"Masterchef": reality show de gastronomia mundial; mestre cozinheiro (trad. inglês); cozinheiro de destaque.
Muito além de uma competição de gastronomia, MasterChef se tornou para os brasileiros uma referência de bom cozinheiro. O programa, que completou 10 anos em 2024 e já realizou mais de 20 edições, revolucionou o modo como o Brasil enxerga a própria cultura gastronômica.
Quando estreou, pouco se discutia sobre a importância de processos, especiarias e empratamento fora das cozinhas profissionais, realidade que hoje alcança parcela da população comum. Além disso, a diversidade da cultura alimentar brasileira passou a ser reverenciada em provas do programa.
VEJA TAMBÉM | Quem saiu do MasterChef Confeitaria ontem, 12? Veja eliminado e prato
Com a transmissão do MasterChef na TV aberta, os espectadores puderam aprender a fazer pratos como pato no tucupi (Norte), arroz com pequi (Centro-Oeste), pinhão assado (Sul), virado à paulista (Sudeste) e baião de dois (Nordeste). A noção de cultura alimentar se expandiu para além das barreiras geográficas, com destaque para a história que acomoda cada uma das gastronomias.
Outro grande mérito do programa foi impulsionar a carreira de novos cozinheiros, que, após o programa, tiveram mais oportunidades de trabalho e de estudo. Este é o caso de Léo Giglio, cearense de 34 anos que participou da décima edição do MasterChef Brasil em 2023. Ele, que ficou conhecido como o primeiro cearense da história do programa, viu o reality como uma oportunidade de ganhar espaço com as suas habilidades na cozinha.
"(A cozinha regional) é o que me representa. Eu representei o Ceará porque o MasterChef não é só um concurso de gastronomia, ele é também um reality show e precisa de personagens. Eu não precisei inventar um cara que faz cozinha francesa, porque eu não me identifico. O que me corresponde é cozinhar uma comida que me faz feliz, é pegar algo simples e transformar em extraordinário", destaca Léo, que começou a cozinhar aos 11 anos a fim de se alimentar melhor e servir à própria mãe, que trabalhava viajando.
O cearense se orgulha de ter mostrado em rede nacional que alimentos tradicionais do Ceará podem ser inseridos na alta gastronomia. "Todos os pratos que fiz tinham algo que representasse o Léo e o Estado", afirma o cozinheiro, que, dentro da competição, preparou iguarias como sarrabulho e peixe à delícia. "Eu também tentei homenagear o Ceará como um todo, não só as praias ou o sertão. Teve um pouquinho do Cariri no que fiz", resume.

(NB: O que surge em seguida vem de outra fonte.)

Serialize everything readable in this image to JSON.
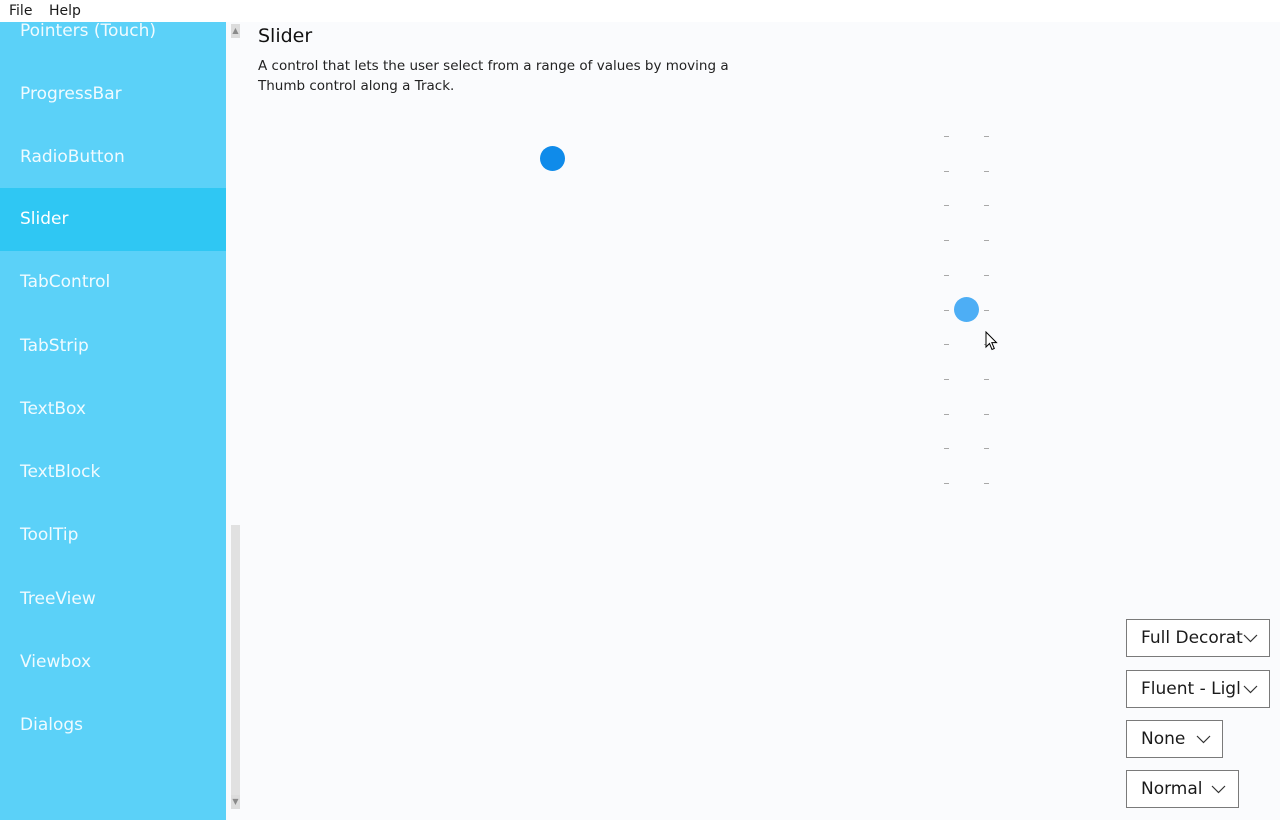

Atualmente, ele continua com sua profissão pré-MasterChef, que é a advocacia, mas usa a visibilidade de sua participação no programa para trabalhar com culinária.
Na mesma temporada de Léo, esteve Neylano Vieira, que participou aos 19 anos e foi o primeiro eliminado após as fases de seletiva. Ele é manauara, radicado no Ceará desde criança, e sua especialidade é a confeitaria. "Com certeza, o MasterChef me influenciou a cozinhar. Eu assisto ao programa desde a primeira temporada, em 2014, além de outros programas de culinária estrangeiros. Quando o MasterChef veio para o Brasil, foi muito mágico para mim, já que eu era uma criança que gostava tanto de assistir esse tipo de conteúdo", relata.
Ney continua: "Eu senti muita vontade de participar daquilo, principalmente durante a temporada Kids, vendo aquelas crianças cozinhando. Em 2022, essa vontade veio à tona, quando abriram as inscrições para a décima temporada. Eu me inscrevi sem contar para ninguém e participei. Foi incrível. Acho que o MasterChef mudou a perspectiva do País em relação à gastronomia. A profissão de cozinheiro passou a estar no sonho de crianças, jovens e adultos que querem se reciclar".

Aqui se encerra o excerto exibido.